Lenin's Testament is the name given to a document written by Vladimir Lenin in the last weeks of 1922 and the first week of 1923. In the testament, Lenin proposed changes to the structure of the Soviet governing bodies. Sensing his impending death, he also commented on the leading members of the Soviet Union to ensure its future. He suggested Joseph Stalin be removed from his position as General Secretary of the Russian Communist Party's Central Committee.
Lenin wanted the testament to be read out at the XII Party Congress of the Russian Communist Party to be held in April 1923. However, after Lenin's third stroke in March 1923 left him paralyzed and unable to speak, the testament was kept secret by his wife, Nadezhda Krupskaya, in hopes of Lenin's eventual recovery. Only after Lenin's death on January 21, 1924, did she turn the document over to the Communist Party Central Committee Secretariat and ask that it be made available to the delegates of the XIII Party Congress in May 1924.

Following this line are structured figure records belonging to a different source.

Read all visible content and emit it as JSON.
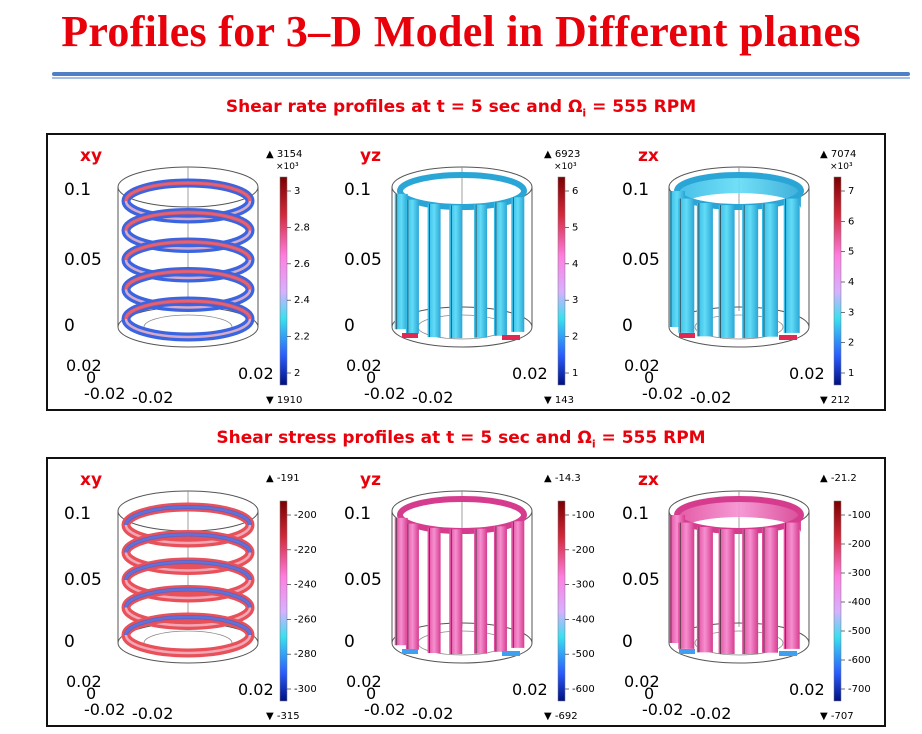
{
  "title": "Profiles for 3–D Model in Different planes",
  "sections": [
    {
      "subtitle_pre": "Shear rate profiles at t = 5 sec and Ω",
      "subtitle_sub": "i",
      "subtitle_post": " = 555 RPM",
      "plots": [
        {
          "plane": "xy",
          "kind": "helix",
          "max": "3154",
          "min": "1910",
          "exp": "×10³",
          "ticks": [
            "3",
            "2.8",
            "2.6",
            "2.4",
            "2.2",
            "2"
          ],
          "z_ticks": [
            "0.1",
            "0.05",
            "0"
          ],
          "xy_ticks": [
            "0.02",
            "0",
            "-0.02",
            "-0.02",
            "0.02"
          ]
        },
        {
          "plane": "yz",
          "kind": "slats",
          "max": "6923",
          "min": "143",
          "exp": "×10³",
          "ticks": [
            "6",
            "5",
            "4",
            "3",
            "2",
            "1"
          ],
          "z_ticks": [
            "0.1",
            "0.05",
            "0"
          ],
          "xy_ticks": [
            "0.02",
            "0",
            "-0.02",
            "-0.02",
            "0.02"
          ]
        },
        {
          "plane": "zx",
          "kind": "slats",
          "max": "7074",
          "min": "212",
          "exp": "×10³",
          "ticks": [
            "7",
            "6",
            "5",
            "4",
            "3",
            "2",
            "1"
          ],
          "z_ticks": [
            "0.1",
            "0.05",
            "0"
          ],
          "xy_ticks": [
            "0.02",
            "0",
            "-0.02",
            "-0.02",
            "0.02"
          ]
        }
      ]
    },
    {
      "subtitle_pre": "Shear stress profiles at t = 5 sec and Ω",
      "subtitle_sub": "i",
      "subtitle_post": " = 555 RPM",
      "plots": [
        {
          "plane": "xy",
          "kind": "helix",
          "max": "-191",
          "min": "-315",
          "exp": "",
          "ticks": [
            "-200",
            "-220",
            "-240",
            "-260",
            "-280",
            "-300"
          ],
          "z_ticks": [
            "0.1",
            "0.05",
            "0"
          ],
          "xy_ticks": [
            "0.02",
            "0",
            "-0.02",
            "-0.02",
            "0.02"
          ]
        },
        {
          "plane": "yz",
          "kind": "slats",
          "max": "-14.3",
          "min": "-692",
          "exp": "",
          "ticks": [
            "-100",
            "-200",
            "-300",
            "-400",
            "-500",
            "-600"
          ],
          "z_ticks": [
            "0.1",
            "0.05",
            "0"
          ],
          "xy_ticks": [
            "0.02",
            "0",
            "-0.02",
            "-0.02",
            "0.02"
          ]
        },
        {
          "plane": "zx",
          "kind": "slats",
          "max": "-21.2",
          "min": "-707",
          "exp": "",
          "ticks": [
            "-100",
            "-200",
            "-300",
            "-400",
            "-500",
            "-600",
            "-700"
          ],
          "z_ticks": [
            "0.1",
            "0.05",
            "0"
          ],
          "xy_ticks": [
            "0.02",
            "0",
            "-0.02",
            "-0.02",
            "0.02"
          ]
        }
      ]
    }
  ],
  "colors": {
    "title_red": "#e8000b",
    "rule_blue": "#4f7fc4",
    "rate_fill": "#3fc6ee",
    "rate_fill_dark": "#1f9ec9",
    "stress_fill": "#e34f9f",
    "stress_fill_light": "#f29ad0",
    "ring_red": "#e8505a",
    "ring_blue": "#3b64e0"
  }
}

Lenin's testament presented the ruling triumvirate or troika (Joseph Stalin, Grigory Zinoviev and Lev Kamenev) with an uncomfortable dilemma. On the one hand, they would have preferred to suppress the testament since it was critical of all three of them as well as of their ally Nikolai Bukharin and their opponents Leon Trotsky and Georgy Pyatakov. Although Lenin's comments were damaging to all Communist leaders, Joseph Stalin stood to lose the most since the only practical suggestion in the testament was to remove him from the position of the General Secretary of the Party's Central Committee.